I missed out on so many social events. You have no idea how this got to me pretty hard. I know things have been said behind my back for these past two years, more so during my dissertation. I was not there to defend my name BUT I am grateful for the ones who defended it for me during my absence. I have changed my social lifestyle, I had no choice but push it away. This made me feel, think, become frustrated, irritated, sad and at times felt lonely too. Friends like Stephanie Mizzi, Joyce Lentini, Anne Marie Buontempo and Lawrence Buontempo were ALWAYS there no matter what. They wiped my tears, gave me words of wisdom and ample encouragement. They were part of my dissertation journey without even knowing it. My circle of friends only mattered around these four core friendships. I needed no one else but them to show me that I am worth my own time, my own happiness, my own success. They held my hand and led me all the way when I had gossip circulating, bad mouthing my name and even some trying to tarnish my reputation. Did it matter? During my dissertation it did so much, but with the guidance of these core friendships I have learnt to move past negative individuals and forsee the truth from a better angle. They didn't care about the selfies we took together but they cared for my wholesome wellbeing.

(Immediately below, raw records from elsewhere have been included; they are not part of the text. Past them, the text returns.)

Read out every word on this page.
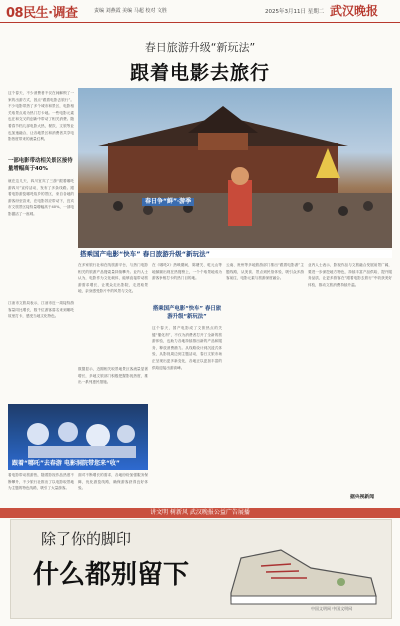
08民生·调查	责编 刘燕霞 美编 马超 校对 文胜	2025年3月11日 星期二 武汉晚报
春日旅游升级“新玩法”
跟着电影去旅行
这个春天，不少消费者不仅在间解锁了一家的出游方式，因点“跟着电影去旅行”。不少电影带热了多个城市和景区，电影相关取景点成为热门打卡地。一些电影元素也在和交叉的创新中带动了相关消费。随着春节档几部电影大热，餐饮、文旅等业也加速融合，让各地景区和消费者共享电影热度带来的流量红利。
一部电影带动相关景区接待量增幅高于40%
就在这几天，四川宜宾了三游“跟着哪吒游四川”宣传活动，发布了多条线路。跟着电影游览哪吒故乡的景区，来自各地的游客纷至沓来，在电影效应带动下，宜宾市文旅景区接待量增幅高于40%，一部电影激活了一座城。
春日争“鲜”·游季
搭乘国产电影“快车” 春日旅游升级“新玩法”
江油市文旅局表示，江油市近一周接待游客量同比增长，数千位游客慕名来到哪吒故里打卡，感受当地文化特色。
在多家旅行社和在线旅游平台，与热门电影相关的旅游产品搜索量持续攀升。业内人士认为，电影作为文化载体，能够直接带动旅游需求增长，让观众走出影院，走进取景地，亲身感受影片中的风景与文化。
在《哪吒2》热映期间，陈塘关、乾元山等地频频出现在热搜榜上，一个个取景地成为游客争相打卡的热门目的地。
搭乘国产电影“快车” 春日旅游升级“新玩法”
这个春天，国产电影成了文旅热点的关键“催化剂”，不仅为消费者打开了全新的旅游体验，也助力各地持续推出新的产品和服务，释放消费潜力。从线路设计到沉浸式体验，从影视周边到主题活动，春日文旅市场正呈现出更多新变化，各地正以更加丰富的供给迎接出游高峰。
云南、贵州等多地旅游部门推出“跟着电影游”主题线路，从美食、景点到民俗体验，吸引众多游客前往，电影元素与旅游深度融合。
业内人士表示，影视作品与文旅融合发展前景广阔，要进一步深挖地方特色，持续丰富产品供给，提升服务品质，让更多游客在“跟着电影去旅行”中收获美好体验，推动文旅消费持续升温。
据央视新闻
跟着“哪吒”去春游 电影洞院带您来“收”
看电影带动旅游热，随着影视作品热度不断攀升，不少旅行社推出了以电影取景地为主题的特色线路，吸引了大量游客。
数据显示，近期相关取景地景区客流量显著增长，多地文旅部门积极把握影视热度，推出一系列惠民措施。
面对不断增长的需求，各地纷纷加强服务保障，优化游览线路，确保游客获得良好体验。
讲文明 树新风 武汉晚报公益广告展播
除了你的脚印
什么都别留下
中国文明网 中国文明网
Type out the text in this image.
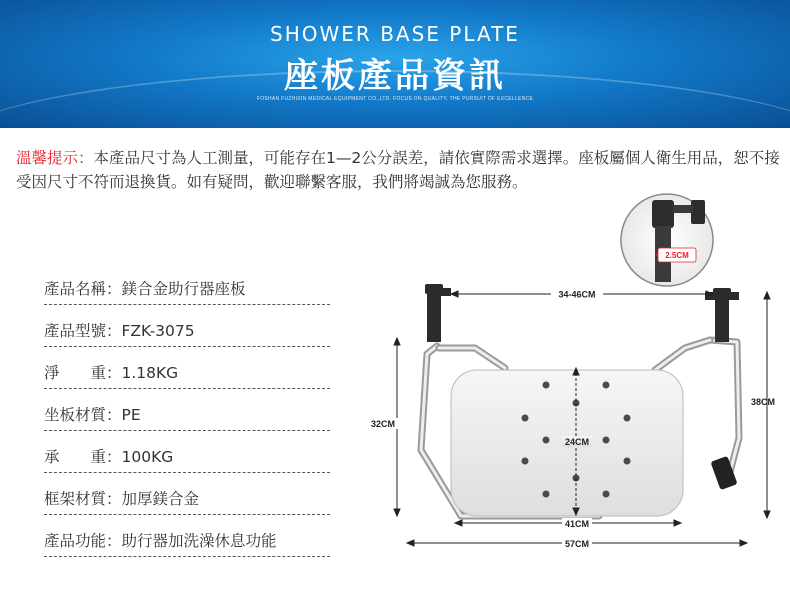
SHOWER BASE PLATE
座板產品資訊
FOSHAN FUZHIXIN MEDICAL EQUIPMENT CO.,LTD. FOCUS ON QUALITY, THE PURSUIT OF EXCELLENCE
溫馨提示：本產品尺寸為人工測量，可能存在1—2公分誤差，請依實際需求選擇。座板屬個人衛生用品，恕不接受因尺寸不符而退換貨。如有疑問，歡迎聯繫客服，我們將竭誠為您服務。
產品名稱：鎂合金助行器座板
產品型號：FZK-3075
淨　　重：1.18KG
坐板材質：PE
承　　重：100KG
框架材質：加厚鎂合金
產品功能：助行器加洗澡休息功能
2.5CM
34-46CM
38CM
32CM
24CM
41CM
57CM
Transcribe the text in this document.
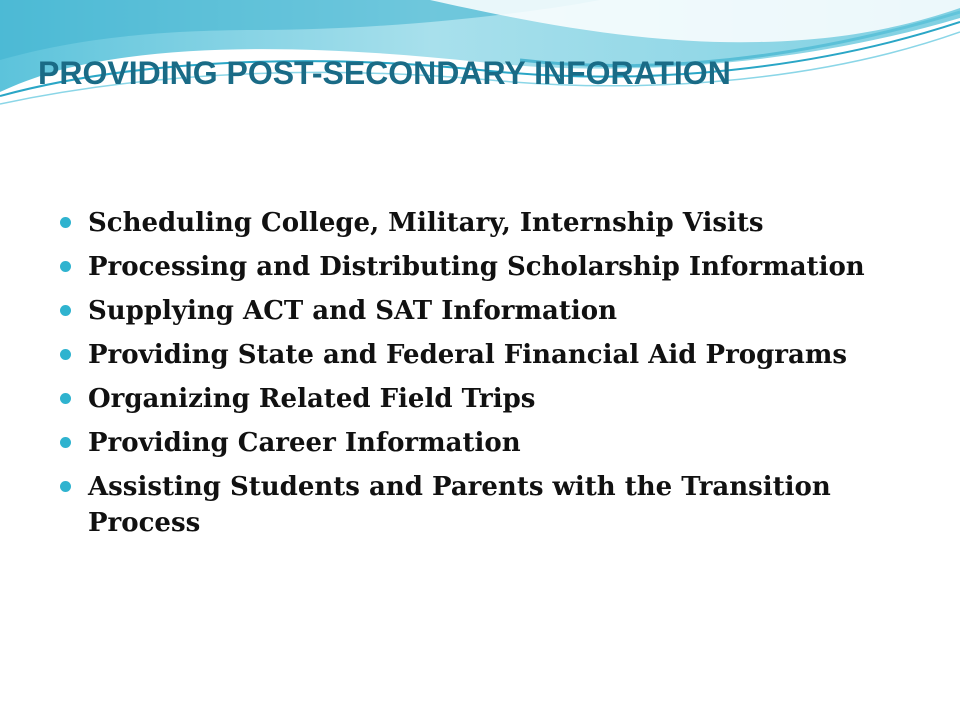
PROVIDING POST-SECONDARY INFORATION
Scheduling College, Military, Internship Visits
Processing and Distributing Scholarship Information
Supplying ACT and SAT Information
Providing State and Federal Financial Aid Programs
Organizing Related Field Trips
Providing Career Information
Assisting Students and Parents with the Transition Process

Conducting a dissertation is a life lesson in itself and without a shadow of a doubt my family is the pillar to my successful journey. My guilt of not being present in the moment took a huge heartache. I am a family girl, a wife, a mother, a sister and a daughter. Seeing my family crumble one by one with their own issues broke my heart to a million pieces. At times I pushed my parents away as I was not thinking straight. My brother picked me up even when he had his own battles to conquer. Destiny was a cuddle away even though she was in agony and constant pain. Why I crumbled? Because during my dissertation I saw these individuals who I care deeply for crumble with me. This was truly my biggest heartache of all.
My husband and I fought constantly due to my stress. It was never his fault it was me, I knew it, I felt it and so did he. Clayton passionately waited for me till the end of my dissertation journey. He held me close to him when I had my first cry and held my hand when I had my last one. From receiving a Grade C in the SOI to getting an A in my dissertation. He believed in me all the way, more than I believed in myself. Luca of course saw me stumble more than one occasion. I let him down in so many ways but all he could see was his mother in pieces. Hence he was my backbone through it all. From getting me hot chocolates, lighting up my candles, making me toast, attending to the workers while I was in meetings, making sure Destiny had her medications and above all keeping up with his own studies and commitments too. Blessed was I who had these two look after me the most, as I wouldn't have made it till the end.

And now? What's next?
So after answering my hypothesis questions and also investigating a few more questions which aroused throughout my dissertation, I am finally ready. Ready to actually have my dissertation journey inked on my own body to remind me of the bitter sweet moments. Waiting anxiously for my appointment which is due next week to finalise something that I started along with these supportive individuals. In the meantime I leave you with a teaser of what I sent my tattoo artist and I am eager to see the final design for this never-ending chapter to end.

Thank you all for your patience, kindness and support through it all. You too have been part of my journey and kept me going even when I stepped back to do it all.